I’ve seen this movie at least half a dozen times if not more and it loses not an ounce of its electricity with each viewing. As a cop caper it has an obvious forebear in “Heat,” which by contrast looks like the conclusion of Mann’s modernist period where “Vice” looks like Mann firing in a full post-modernist mode. He’s inventing new language here, constituting a new grammar from the old vocabulary of the policier. This movie has the bones of a cop caper, but its vision of police is so hyper-real that it bears virtually no resemblance to the reality of real world detective work or even more traditional cinematic fantasies of law enforcement. 

The vice squad here is preternaturally competent and yet somehow still lost in a miasma of post-industrial chaos and technological intricacy.
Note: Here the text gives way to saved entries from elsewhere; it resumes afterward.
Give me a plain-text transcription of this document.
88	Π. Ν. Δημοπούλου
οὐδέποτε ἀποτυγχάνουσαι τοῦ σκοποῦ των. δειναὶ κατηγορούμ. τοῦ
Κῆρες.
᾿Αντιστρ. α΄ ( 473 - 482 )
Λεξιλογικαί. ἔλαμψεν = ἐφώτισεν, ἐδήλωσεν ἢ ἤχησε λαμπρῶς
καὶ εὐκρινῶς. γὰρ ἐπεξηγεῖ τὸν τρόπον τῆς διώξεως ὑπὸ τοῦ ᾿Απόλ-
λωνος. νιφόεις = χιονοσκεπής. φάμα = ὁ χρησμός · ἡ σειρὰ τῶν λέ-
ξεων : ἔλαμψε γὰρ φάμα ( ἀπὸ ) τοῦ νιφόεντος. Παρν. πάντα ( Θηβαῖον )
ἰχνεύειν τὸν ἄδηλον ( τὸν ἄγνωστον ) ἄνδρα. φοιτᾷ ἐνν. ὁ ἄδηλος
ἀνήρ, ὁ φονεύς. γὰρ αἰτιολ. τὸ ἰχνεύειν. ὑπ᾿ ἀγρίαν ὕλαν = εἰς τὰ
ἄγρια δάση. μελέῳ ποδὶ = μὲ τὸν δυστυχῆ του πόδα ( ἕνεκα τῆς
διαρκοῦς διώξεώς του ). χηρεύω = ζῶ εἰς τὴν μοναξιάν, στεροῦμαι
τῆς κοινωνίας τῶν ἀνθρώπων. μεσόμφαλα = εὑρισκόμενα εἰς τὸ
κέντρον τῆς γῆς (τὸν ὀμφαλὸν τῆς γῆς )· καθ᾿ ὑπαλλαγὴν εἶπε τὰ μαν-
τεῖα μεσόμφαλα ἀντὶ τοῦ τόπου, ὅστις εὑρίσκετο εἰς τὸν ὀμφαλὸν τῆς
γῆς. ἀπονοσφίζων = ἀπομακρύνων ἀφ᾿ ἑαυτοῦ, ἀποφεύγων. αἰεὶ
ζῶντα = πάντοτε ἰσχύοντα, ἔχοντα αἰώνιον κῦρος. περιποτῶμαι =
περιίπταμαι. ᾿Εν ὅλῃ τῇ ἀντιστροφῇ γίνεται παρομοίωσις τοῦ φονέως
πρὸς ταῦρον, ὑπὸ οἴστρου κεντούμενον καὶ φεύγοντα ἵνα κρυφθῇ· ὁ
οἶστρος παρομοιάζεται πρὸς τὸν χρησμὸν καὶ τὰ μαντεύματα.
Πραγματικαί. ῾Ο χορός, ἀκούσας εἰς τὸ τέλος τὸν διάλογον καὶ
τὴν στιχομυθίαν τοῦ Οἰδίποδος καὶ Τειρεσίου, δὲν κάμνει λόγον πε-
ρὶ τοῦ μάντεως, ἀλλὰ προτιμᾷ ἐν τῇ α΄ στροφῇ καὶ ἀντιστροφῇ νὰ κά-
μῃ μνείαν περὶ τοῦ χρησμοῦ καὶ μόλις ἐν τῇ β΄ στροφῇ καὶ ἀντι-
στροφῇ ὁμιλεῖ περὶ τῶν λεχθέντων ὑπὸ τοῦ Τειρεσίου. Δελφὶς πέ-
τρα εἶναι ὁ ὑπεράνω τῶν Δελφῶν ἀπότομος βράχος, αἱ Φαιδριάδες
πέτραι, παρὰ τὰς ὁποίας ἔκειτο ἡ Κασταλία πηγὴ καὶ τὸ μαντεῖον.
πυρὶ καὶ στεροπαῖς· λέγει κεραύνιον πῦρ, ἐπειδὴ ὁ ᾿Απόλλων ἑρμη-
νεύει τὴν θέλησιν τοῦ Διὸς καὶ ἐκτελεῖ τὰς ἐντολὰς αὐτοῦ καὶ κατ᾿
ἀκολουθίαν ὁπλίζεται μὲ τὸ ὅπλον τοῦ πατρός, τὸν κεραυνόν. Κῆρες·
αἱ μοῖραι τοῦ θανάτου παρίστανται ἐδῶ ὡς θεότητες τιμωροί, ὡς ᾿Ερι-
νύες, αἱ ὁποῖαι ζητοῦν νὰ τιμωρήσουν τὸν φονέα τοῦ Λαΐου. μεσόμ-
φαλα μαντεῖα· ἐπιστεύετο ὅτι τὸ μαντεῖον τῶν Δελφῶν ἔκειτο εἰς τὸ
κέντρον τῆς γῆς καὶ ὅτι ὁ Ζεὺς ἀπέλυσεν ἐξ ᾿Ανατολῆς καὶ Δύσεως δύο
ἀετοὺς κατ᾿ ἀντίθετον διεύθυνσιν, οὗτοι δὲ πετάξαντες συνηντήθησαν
There’s no situation they can’t face down, but whether they can actually resolve it is another thing altogether. 

That’s the actual substance of the film, in fact: the idea that even if you’re supremely adept at negotiating the vagaries of a technologically fraught, economically brutal new century, you’re still essentially helpless to its whims. 

The action in the film is terse, disjointed, even jagged in shape, all in order to make room for the discordantly beautiful, atmospheric shots of what is essentially cinematic room tone: slow pans over a rushing waterfall, a long South American city street where residents are sifting through mountains of broken, discarded packing foam, the wake of a speedboat cutting through the Florida Straits, and countless other indelible details. 

The images are chock full of compression noise and pock-marked with hot white, blown-out areas of the frame, all artifacts of Mann’s aggressive use of nascent digital video, and all imbued with a sense of digital native-ness that still feels ahead of its time. Pictorially it’s an ugly movie—even the fashions, and Farrell’s hideous mustache and mullet, are objectively barf—but it’s also up front and unabashed in its visual imperfections in a way that cinema rarely is. Which is what gives it such a strange, alluring beauty. I can’t think of another film that was more truly of the 21st Century as early in the 21st Century as “Miami Vice” was.